• Question: why do people get scared?

    Asked by leigha1234 to Angela, Gabriele, Karen, Shane on 20 Nov 2013.
    • Photo: Karen McCarthy

      Karen McCarthy answered on 20 Nov 2013:


      Another great question Leigh, you’ve really been making us work!

      Fear is a very complex emotion, probably one of our most basic and primal. Fear as an emotional response is based on things we feel will either hurt us or someone we care about. Fear as a biological response is based around the Fight or Flight reflex – a primal system in our body designed to protect us. When we sense emotional fear we have to make a choice – stay and “fight”, or else move and “flight”, or flee. To allow us be prepared for these decisions, our body produces adrenaline to ready our muscles, and increase our heart rate to allow us to be strong and quick!

    • Photo: Shane Mc Guinness

      Shane Mc Guinness answered on 20 Nov 2013:


      Another gem Leigha. I think you’re going to grow up to become a psychologist! (a person that studies behaviour and the human brain).
      Yep, fear has evolved as a very useful emotion. It is basically a reaction of our bodies to something we think is going to hurt us. The way evolution works, those races who were not afraid of the lion chasing them probably got eaten and did not pass their genes along to know to be scared!

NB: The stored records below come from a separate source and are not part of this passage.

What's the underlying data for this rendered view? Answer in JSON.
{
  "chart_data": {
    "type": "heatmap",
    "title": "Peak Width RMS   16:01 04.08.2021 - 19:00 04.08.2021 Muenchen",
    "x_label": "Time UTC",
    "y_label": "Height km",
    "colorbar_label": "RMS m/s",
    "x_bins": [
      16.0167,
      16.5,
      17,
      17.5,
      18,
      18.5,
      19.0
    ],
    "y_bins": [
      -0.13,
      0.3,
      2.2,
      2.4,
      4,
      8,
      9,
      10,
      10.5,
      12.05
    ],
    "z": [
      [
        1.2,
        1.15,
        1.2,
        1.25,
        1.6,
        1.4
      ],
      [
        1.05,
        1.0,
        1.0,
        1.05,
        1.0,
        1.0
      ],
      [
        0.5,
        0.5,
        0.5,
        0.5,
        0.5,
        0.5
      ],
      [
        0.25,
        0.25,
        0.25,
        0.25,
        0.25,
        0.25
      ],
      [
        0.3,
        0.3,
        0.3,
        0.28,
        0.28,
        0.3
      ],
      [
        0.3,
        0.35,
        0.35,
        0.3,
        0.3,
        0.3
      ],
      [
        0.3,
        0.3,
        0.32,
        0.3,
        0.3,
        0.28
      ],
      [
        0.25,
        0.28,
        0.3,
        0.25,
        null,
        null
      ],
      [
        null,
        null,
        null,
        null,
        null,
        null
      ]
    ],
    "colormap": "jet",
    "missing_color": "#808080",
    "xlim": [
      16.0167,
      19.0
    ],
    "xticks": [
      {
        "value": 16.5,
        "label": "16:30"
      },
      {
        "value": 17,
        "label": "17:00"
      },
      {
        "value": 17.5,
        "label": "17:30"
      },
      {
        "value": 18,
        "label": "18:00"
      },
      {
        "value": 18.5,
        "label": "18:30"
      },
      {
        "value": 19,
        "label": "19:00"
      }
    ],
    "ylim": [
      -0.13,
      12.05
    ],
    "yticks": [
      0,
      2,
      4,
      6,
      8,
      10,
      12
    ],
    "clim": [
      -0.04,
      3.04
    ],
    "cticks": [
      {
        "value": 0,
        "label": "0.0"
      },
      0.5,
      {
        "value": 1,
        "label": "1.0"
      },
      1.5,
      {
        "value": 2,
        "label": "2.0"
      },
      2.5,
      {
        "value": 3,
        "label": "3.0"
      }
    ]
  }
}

      The cool thing about fear is that some of it is learned and other stuff we just know (for some weird reason, that you should try and answer in the future!)

      Take for example snakes. New born babies are not scared of snakes. Why would they be? They never seen a snake, and certainly have never been bitten by one. However, at some point in their growth, babies “just know” to be afraid of them! Crazy eh!? We can’t explain this either.